"Quant'è bello IRREAL che mi sfugge tuttavia! Chi vuol esser lieto sia, che dell'album non c'è certezza"
(libero e disgutoso adattamento dei versi immortali di Lorenzo dè Medici, "Trionfo di Bacco e Arianna")
"Irreal" è tra gli album che ho più ascoltato nel 2015 e, sorprendentemente, è quello che ho meno capito. Ogni volta che mi passa sotto le orecchie il sound scuro e indecifrabile del quartetto di Chicago, perdo le poche certezze che mi ero fatto all'ascolto precedente. Ci sono lavori che al primo ascolto sono già interiorizzati (e che magari al quinto hanno già rotto i maroni), ce ne sono altri che, a ogni passaggio, svelano e mettono in luce delle angolazioni "sonore" e delle sfumature diverse.
"Irreal" è un lento trascinamento post(experimental)rock sostenuto da una precisa/scarna batteria e da bassi profondi e soffocanti (scrivere DUB potrebbe quasi risultare fuorviante ma.....), è un cantato cantinelante dal sapore sciamanico-tribale-ipnotico (qualcuno potrebbe dire, a ragione, LIARS). Le chitarre sono ripetitive, rarefatte e riverberate, sono schegge metalliche che s'infrangono ciclicamente nel magma sonoro. E' un album nebbioso e maestoso, è faticoso affrontarlo quanto, nel sonno, correre ubriaco sulla spiaggia inseguito da incubi innocui. E' un lavoro psicologico, mutevole e avvolgente, che non dà punti di riferimento nè d'approdo.
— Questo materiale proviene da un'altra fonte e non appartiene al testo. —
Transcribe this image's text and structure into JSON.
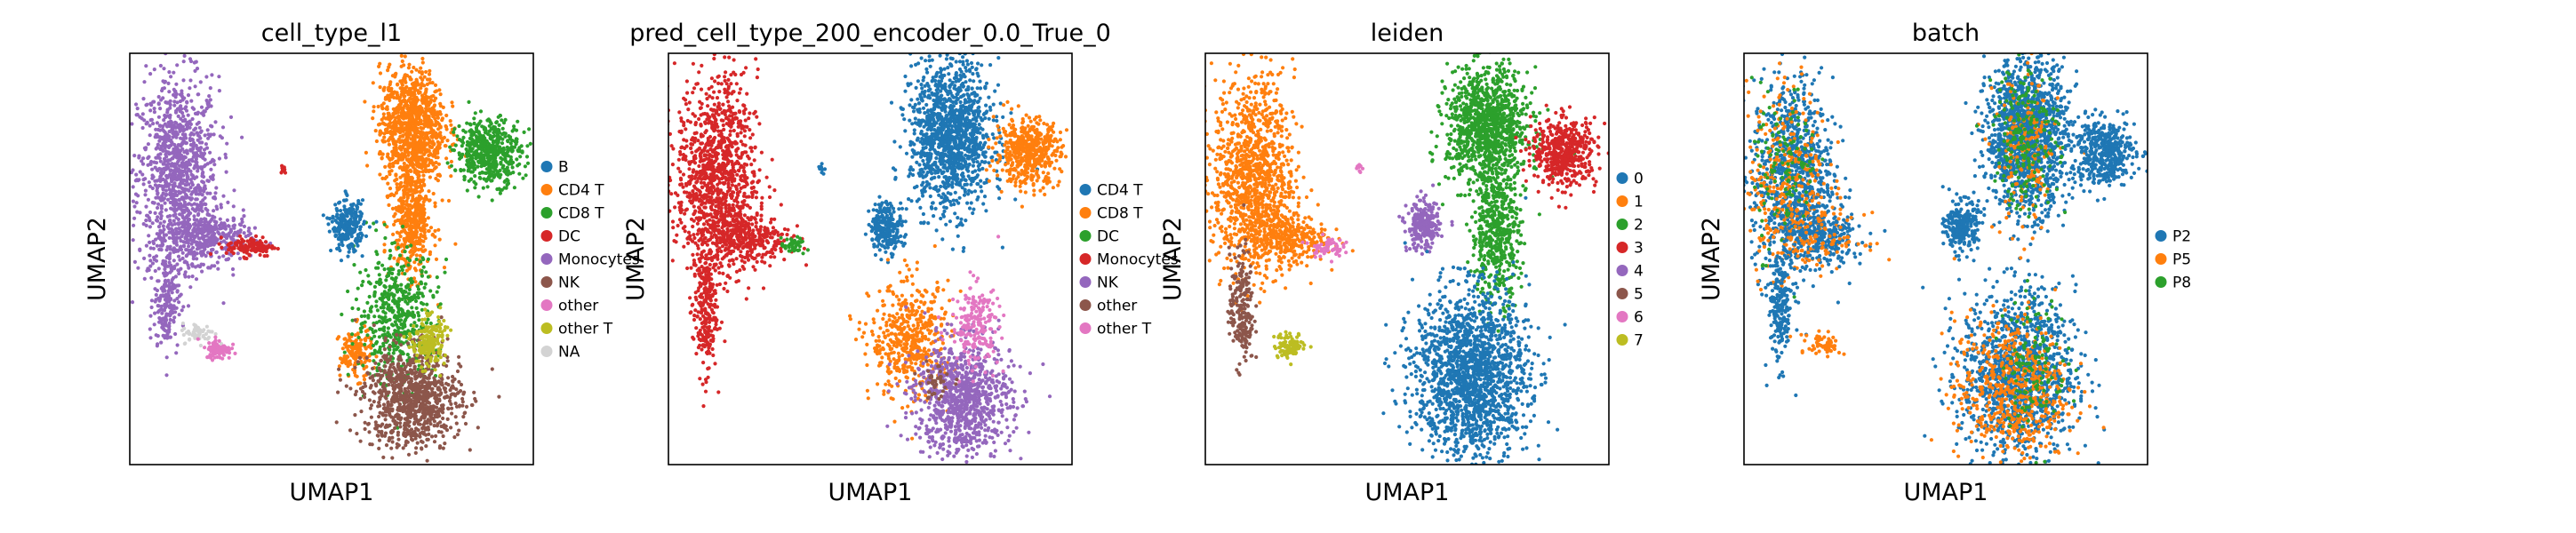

E come nel leggendario labirinto di Cnosso, ci si ritroverà nei panni di Dedalo e Icaro pronti a spiccare il volo per sfuggire dall'ira del Minotauro. Si tenga a mente però che le ali di catramosa pece vi condurranno non in cielo ma in una grigia stasi irreale, in una pace temporanea tumultuosa e claustrofobica.
Chi vuol esser lieto nel limbo sia, che del paradiso (o dell'inferno) non v'è certezza.